The JACC recently released details of oceanic search plans involving four specialist ships operating out of Fremantle in Western Australia. The JACC said that GO Phoenix is currently in the search area conducting underwater search operations; Fugro Discovery arrived in the search area on 25 February and began underwater search operations; Fugro Equator arrived the following day, and Fugro Supporter joined them in early March. At that time, the JACC said, 40% of the “priority zone” had been searched.

Eight days after MH370 went missing, Flightglobal reported: “If the aircraft went north it will be found one day. If it went south there is no guarantee it will ever be found in the vastness of the southern Indian Ocean.” That remains true.

The only concrete change in aviation procedure that has been decided as a result of the MH370 disappearance is a resolution, passed at ICAO Montreal on 6 February, to adopt a new 15min flight tracking standard for commercial aircraft. This will enable automatic dependent surveillance of aircraft in oceanic and other areas where there is no radar coverage, making them easier to find if they go missing.

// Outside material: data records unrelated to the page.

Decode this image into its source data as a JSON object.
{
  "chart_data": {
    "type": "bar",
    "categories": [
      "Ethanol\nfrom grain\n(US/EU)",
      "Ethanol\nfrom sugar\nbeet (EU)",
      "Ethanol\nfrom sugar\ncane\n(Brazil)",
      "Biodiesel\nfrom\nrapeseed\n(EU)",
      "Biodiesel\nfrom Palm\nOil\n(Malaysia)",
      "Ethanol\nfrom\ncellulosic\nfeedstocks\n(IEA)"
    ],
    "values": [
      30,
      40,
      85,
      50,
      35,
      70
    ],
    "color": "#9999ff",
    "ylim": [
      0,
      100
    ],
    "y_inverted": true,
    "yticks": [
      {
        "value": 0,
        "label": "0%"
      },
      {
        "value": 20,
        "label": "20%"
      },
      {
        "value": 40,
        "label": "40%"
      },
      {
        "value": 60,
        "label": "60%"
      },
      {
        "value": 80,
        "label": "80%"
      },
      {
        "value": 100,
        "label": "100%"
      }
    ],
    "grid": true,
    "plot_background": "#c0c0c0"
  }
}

Inmarsat says it will work with Qantas and Virgin Australia as well as Airservices Australia to prepare for implementation of this resolution. The operational concept for the tracking system trial will be developed using automatic dependent surveillance-contract (ADS-C) satellite technology in Australia’s oceanic regions. ADS-C provides air traffic controllers with a frequently-updated surveillance picture of their oceanic airspace beyond radar coverage.

Airservices Australia says it will be the first ANSP to test the ICAO standard using Inmarsat’s global flight-tracking ADS-C messaging service. Inmarsat says some 11,000 commercial passenger aircraft are already equipped with an Inmarsat satellite connection, representing more than 90% of the world’s long-haul commercial fleet.